Customizable Laguerre-Gaussian Perfect Vortex Beams

TL;DR

This paper introduces a new type of Laguerre-Gaussian perfect vortex beam (LGPVB) with OAM-independent radii, self-healing, and customizable properties, overcoming limitations of traditional vortex beams for advanced optical applications.

Contribution

The authors develop a theory and Fourier-space design for LGPVBs, enabling arbitrary shaping, self-healing, and self-acceleration, which are novel features for vortex beams.

Findings

LGPVBs have OAM-independent radii.

LGPVBs can self-heal after disturbances.

LGPVBs can be arbitrarily shaped and self-accelerate.

Abstract

The recognition in the 1990s that vortex beams (VBs), paraxial light beams with optical vortices, carry orbital angular momentum (OAM), has benefited applications ranging from optical manipulation to high-dimensional classical and quantum information communications. The transverse profiles of common VBs, e.g., Laguerre-Gaussian beam and high-order Bessel beam, are hollow donuts whose radii grow up with OAM inevitably. The inherently unperfect character of the VBs that the radius is always positively correlated with OAM, restricts the application of the VBs in many scenarios like fiber optic data transmission, spatial OAM mode (de)multiplexing communication, and particle manipulation, which call for VBs to have the same scale with distinct OAM or even the small vortex ring for large OAM. Here, we derived a theory based on the most widely used Laguerre-Gaussian beam to generate a brand new type of VB with OAM-independent radii that moves away from the common unperfect constraint, called Laguerre-Gaussian Perfect Vortex Beam (LGPVB).
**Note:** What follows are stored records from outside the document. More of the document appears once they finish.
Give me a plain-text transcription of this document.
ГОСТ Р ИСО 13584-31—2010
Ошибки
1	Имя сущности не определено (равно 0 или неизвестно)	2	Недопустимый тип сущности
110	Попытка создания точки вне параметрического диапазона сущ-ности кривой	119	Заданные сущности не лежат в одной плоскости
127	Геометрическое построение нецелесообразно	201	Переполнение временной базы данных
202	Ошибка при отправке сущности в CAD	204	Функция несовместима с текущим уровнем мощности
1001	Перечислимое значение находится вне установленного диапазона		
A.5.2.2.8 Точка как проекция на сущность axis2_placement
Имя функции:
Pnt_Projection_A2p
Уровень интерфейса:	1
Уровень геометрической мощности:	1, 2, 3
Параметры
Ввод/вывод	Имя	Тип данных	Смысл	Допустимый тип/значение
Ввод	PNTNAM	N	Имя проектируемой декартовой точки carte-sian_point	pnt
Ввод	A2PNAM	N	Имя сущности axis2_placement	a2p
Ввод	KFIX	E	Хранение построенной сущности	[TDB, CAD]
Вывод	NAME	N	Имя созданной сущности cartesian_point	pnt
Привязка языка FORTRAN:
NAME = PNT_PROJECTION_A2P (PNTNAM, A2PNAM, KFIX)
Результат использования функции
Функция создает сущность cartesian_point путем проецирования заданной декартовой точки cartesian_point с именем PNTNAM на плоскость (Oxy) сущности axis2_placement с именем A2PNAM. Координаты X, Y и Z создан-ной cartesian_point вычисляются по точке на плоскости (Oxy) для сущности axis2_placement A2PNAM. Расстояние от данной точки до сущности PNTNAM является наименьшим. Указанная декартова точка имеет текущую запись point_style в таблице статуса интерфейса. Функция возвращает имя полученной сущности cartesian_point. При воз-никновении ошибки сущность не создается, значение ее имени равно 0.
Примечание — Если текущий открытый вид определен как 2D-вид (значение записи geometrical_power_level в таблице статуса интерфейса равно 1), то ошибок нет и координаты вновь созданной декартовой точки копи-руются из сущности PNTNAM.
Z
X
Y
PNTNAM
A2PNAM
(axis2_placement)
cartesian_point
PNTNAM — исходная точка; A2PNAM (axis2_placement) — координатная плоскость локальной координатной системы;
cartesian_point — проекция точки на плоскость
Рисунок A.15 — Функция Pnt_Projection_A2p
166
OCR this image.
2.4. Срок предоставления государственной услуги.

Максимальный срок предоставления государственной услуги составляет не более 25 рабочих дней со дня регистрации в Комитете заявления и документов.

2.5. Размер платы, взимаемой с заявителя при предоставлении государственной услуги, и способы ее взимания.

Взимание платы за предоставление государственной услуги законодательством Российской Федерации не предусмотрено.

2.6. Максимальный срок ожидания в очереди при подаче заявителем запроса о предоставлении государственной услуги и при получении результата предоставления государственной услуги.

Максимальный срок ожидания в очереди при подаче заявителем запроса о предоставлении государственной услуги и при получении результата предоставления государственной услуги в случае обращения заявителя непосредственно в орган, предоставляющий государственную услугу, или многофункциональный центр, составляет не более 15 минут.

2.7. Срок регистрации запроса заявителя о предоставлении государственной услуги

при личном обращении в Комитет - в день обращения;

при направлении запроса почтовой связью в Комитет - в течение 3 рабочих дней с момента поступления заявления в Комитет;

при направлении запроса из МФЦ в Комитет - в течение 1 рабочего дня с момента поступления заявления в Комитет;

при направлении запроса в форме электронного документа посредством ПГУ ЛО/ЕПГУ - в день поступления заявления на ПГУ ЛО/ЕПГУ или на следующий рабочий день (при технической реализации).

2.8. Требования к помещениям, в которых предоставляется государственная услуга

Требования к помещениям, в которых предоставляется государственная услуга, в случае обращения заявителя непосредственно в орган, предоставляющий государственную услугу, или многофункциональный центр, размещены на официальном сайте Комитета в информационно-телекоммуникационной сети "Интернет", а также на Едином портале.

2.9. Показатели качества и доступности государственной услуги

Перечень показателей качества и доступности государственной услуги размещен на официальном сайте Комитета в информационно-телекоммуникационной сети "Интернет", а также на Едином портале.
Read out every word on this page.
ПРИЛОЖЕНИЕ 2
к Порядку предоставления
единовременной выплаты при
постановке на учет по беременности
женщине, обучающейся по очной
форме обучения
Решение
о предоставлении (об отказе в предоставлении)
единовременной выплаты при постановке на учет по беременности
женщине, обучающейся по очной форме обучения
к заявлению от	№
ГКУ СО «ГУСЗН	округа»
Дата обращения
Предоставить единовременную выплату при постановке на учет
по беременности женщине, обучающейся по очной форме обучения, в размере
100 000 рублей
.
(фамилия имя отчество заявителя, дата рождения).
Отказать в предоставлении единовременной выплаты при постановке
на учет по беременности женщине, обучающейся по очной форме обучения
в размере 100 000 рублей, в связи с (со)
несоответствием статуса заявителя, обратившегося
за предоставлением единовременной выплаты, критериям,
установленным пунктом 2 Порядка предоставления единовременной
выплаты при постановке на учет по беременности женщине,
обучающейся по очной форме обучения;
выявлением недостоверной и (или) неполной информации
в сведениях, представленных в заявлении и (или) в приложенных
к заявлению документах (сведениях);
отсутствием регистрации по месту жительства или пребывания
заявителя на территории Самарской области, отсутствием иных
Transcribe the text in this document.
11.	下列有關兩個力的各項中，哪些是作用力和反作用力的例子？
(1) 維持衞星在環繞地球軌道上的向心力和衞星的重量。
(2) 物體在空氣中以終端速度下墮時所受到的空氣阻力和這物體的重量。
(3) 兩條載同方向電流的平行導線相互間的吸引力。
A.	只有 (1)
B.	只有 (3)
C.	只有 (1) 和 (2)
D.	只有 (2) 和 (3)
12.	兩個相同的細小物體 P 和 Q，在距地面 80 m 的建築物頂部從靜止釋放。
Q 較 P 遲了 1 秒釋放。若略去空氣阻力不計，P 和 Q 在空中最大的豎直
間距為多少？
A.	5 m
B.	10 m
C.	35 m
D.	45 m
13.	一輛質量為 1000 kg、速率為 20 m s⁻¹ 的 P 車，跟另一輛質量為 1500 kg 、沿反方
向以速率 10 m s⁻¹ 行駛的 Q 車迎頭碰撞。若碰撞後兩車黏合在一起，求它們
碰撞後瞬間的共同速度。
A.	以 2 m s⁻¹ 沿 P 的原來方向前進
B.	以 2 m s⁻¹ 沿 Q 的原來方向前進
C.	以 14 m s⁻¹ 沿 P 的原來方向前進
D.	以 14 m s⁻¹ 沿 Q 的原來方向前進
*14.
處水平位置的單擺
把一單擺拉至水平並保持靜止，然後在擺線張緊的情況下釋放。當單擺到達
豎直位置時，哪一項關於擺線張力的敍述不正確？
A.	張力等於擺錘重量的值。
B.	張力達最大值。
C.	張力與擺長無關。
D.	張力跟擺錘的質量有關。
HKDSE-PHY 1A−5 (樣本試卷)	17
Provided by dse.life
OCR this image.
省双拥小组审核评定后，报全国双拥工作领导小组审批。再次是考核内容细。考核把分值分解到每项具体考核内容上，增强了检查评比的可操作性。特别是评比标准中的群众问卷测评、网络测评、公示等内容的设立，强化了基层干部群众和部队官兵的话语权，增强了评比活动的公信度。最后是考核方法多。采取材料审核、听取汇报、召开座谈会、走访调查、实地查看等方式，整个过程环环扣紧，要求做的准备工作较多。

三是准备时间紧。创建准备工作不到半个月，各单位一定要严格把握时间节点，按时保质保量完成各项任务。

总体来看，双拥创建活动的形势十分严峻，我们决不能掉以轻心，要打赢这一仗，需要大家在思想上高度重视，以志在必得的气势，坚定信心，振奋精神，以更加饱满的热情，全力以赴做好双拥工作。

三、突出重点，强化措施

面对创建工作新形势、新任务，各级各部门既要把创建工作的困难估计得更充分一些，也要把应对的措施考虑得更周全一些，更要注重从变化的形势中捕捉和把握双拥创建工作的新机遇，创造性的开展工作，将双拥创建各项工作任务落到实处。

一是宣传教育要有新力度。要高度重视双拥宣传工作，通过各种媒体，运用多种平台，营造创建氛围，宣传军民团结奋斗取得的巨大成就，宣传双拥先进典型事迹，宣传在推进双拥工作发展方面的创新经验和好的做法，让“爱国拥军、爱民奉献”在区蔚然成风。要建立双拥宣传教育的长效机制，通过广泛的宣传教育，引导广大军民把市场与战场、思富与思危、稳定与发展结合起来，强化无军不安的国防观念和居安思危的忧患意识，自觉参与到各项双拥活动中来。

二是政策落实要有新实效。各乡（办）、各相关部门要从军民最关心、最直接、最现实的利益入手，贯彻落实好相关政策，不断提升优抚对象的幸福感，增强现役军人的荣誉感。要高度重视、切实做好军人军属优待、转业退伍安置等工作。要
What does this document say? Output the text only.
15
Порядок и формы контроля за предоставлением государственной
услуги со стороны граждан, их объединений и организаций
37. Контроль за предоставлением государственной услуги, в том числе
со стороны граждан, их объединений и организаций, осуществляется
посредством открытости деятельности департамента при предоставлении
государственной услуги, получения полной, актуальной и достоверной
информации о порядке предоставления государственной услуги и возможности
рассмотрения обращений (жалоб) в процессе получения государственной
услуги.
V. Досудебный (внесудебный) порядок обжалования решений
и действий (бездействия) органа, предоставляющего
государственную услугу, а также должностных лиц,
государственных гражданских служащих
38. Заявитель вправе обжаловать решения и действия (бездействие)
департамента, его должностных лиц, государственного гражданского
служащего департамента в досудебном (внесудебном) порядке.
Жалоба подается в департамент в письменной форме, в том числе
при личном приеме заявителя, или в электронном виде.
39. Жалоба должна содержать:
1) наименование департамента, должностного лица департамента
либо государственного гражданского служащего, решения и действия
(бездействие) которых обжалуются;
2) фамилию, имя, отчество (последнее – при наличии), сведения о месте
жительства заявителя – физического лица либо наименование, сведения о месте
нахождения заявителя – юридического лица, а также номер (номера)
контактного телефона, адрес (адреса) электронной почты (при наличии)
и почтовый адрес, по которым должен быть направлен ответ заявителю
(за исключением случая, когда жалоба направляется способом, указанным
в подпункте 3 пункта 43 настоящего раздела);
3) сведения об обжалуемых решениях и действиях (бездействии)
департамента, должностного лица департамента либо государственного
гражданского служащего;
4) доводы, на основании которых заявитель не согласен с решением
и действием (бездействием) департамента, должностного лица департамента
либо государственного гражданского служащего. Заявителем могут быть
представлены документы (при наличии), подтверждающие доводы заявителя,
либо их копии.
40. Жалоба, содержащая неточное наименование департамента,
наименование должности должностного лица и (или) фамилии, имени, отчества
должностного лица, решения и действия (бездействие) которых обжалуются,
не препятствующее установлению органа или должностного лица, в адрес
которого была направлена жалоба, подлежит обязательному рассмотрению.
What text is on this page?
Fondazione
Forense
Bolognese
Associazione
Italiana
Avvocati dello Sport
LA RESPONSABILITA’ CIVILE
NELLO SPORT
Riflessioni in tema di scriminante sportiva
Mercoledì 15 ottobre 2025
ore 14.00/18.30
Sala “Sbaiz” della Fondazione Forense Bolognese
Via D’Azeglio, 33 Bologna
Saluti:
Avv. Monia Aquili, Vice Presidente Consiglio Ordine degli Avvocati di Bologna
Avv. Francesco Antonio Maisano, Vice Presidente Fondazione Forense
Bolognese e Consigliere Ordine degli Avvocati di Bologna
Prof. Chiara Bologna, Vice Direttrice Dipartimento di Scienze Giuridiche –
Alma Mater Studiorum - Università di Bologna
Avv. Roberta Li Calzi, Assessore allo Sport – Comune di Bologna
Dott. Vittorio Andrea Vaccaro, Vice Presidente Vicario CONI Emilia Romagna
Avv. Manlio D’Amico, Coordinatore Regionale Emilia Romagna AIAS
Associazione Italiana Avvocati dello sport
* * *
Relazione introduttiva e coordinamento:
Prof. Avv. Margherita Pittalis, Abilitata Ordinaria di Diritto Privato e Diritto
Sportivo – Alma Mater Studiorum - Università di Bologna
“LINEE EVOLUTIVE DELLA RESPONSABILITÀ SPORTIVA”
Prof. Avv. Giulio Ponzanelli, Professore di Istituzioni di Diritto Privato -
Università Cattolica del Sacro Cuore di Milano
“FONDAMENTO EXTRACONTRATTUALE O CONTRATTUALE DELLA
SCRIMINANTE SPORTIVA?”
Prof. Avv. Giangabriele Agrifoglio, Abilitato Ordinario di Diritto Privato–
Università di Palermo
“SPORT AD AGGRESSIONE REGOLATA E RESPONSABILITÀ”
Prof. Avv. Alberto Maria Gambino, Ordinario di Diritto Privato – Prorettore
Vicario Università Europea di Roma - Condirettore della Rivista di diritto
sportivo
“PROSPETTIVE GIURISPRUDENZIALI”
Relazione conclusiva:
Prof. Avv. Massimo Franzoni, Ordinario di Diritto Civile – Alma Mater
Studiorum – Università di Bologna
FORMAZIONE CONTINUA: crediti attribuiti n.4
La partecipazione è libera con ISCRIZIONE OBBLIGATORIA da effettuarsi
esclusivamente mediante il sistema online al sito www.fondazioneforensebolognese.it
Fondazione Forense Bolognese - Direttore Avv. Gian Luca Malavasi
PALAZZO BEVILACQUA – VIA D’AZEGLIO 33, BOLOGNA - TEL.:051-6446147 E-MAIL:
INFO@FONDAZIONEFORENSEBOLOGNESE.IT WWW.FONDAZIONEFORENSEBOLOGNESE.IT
LGPVBs have the self-similar property like common Laguerre-Gaussian beams but can self-heal after suffering disturbance and always remain 'perfection' when propagating. Our Fourier-space design not only allows us to shape the LGPVB's propagating intensity at will, but it also gives LGPVB the fascinating potential to arbitrarily self-accelerate while still perfectly propagating, self-similar, and self-healing. This customizable self-healing LGPVB, whose properties inform our most expectations of VBs, offers a better alternative for application scenarios of common VBs in a wide range of areas.